Award is expected by the end of May of a contract for two reaches of the All-American Canal near California's border with Mexico following a March 22 bid opening by Imperial Irrigation District (IID). San Diego-based Ames/CSI is the apparent low bidder at $8.187 million for both sections. Other bidders include Alamo, Calif.-based R&L Brosamer Inc. at $9.2 million; Vancouver, Wash.-based Kiewit Pacific Co. at $16.16 million; and Bozeman, Mont.-based Barnard Construction Co. Inc. at $20.968 million. By replacing 23 miles of the 82-mile unlined canal built about 1900 with concrete-lined canal, the work will stop 67,700 acre-ft of seepage from the 3.1 million acre-ft of Colorado River water that flows through it each year.

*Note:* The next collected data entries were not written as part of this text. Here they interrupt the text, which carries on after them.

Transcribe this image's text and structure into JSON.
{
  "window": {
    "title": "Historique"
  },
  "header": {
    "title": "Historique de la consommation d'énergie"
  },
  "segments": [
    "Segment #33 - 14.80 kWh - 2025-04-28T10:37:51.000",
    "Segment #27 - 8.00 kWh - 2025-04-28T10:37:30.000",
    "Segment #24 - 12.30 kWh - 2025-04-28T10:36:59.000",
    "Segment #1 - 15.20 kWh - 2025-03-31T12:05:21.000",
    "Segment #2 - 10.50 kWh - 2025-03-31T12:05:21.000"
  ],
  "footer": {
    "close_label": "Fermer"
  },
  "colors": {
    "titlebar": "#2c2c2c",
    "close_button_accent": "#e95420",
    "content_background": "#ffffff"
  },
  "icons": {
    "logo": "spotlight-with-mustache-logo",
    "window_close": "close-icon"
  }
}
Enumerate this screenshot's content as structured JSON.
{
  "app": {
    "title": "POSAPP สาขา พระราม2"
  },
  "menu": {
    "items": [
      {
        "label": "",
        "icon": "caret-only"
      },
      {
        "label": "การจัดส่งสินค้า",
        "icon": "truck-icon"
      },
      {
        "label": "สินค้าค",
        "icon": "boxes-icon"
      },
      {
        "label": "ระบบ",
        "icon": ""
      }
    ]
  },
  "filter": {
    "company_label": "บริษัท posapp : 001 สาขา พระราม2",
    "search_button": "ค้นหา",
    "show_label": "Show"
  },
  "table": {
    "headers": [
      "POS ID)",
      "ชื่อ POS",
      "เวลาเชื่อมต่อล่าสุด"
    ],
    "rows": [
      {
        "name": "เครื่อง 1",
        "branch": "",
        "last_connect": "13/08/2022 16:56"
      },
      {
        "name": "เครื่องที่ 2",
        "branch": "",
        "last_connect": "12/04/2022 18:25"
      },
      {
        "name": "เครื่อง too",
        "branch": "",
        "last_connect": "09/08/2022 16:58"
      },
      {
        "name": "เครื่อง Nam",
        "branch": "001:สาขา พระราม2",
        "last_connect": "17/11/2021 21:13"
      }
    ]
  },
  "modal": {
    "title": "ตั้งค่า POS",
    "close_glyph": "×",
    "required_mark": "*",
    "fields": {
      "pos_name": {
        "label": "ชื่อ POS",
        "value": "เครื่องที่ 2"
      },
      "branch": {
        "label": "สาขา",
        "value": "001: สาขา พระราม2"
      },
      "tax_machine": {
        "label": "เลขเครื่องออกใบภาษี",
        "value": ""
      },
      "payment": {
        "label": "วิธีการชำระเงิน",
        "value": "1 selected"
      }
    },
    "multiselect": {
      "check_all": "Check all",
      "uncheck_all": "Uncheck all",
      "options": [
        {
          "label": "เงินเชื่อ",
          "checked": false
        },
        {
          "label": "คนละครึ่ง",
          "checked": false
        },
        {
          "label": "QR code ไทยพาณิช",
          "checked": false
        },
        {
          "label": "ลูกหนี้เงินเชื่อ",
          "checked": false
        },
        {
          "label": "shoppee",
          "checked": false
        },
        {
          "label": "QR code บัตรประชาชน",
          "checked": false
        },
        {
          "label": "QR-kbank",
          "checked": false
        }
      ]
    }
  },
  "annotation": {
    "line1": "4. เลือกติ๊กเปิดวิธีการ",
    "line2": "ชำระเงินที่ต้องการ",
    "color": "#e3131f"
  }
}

Construction requires excavating a canal prism from the sand and running a paving train to place the concrete, insert joints and apply a curing compound. It will require 4.7 million cu yd of earth excavation, 375,000 sq yd of 4-in.-thick concrete, 600,000 sq yd of PVC geomembrane lining and some dewatering for transition structures. Work could start in the summer and be complete in 2008.
The engineer's estimate was for $6.032 million, more than $2 million below the low bid. Kirk Dimmit, IID executive program manager, says it is not unusual for bids to come in above the engineer's estimate, and the project is still doable because of a cost sharing arrangement with San Diego Water Authority.
IID opens bids for the final reach of the project on April 5. This project will place 1 million sq yd of 4.25-in.-thick concrete canal lining, build three reinforced-concrete transition structures and reshape and reline 4,500 ft of existing canal.
In halting seepage, the project has been controversial. In February, a U.S. District Court in Las Vegas dismissed seven of eight counts in a suit by a consortium of Mexican and California-based environmental and economic-development groups that claimed deprivation of water rights because seepage would no longer recharge the Mexicali Aquifer. The judge did not set a date to hear arguments on the validity of the environmental documents.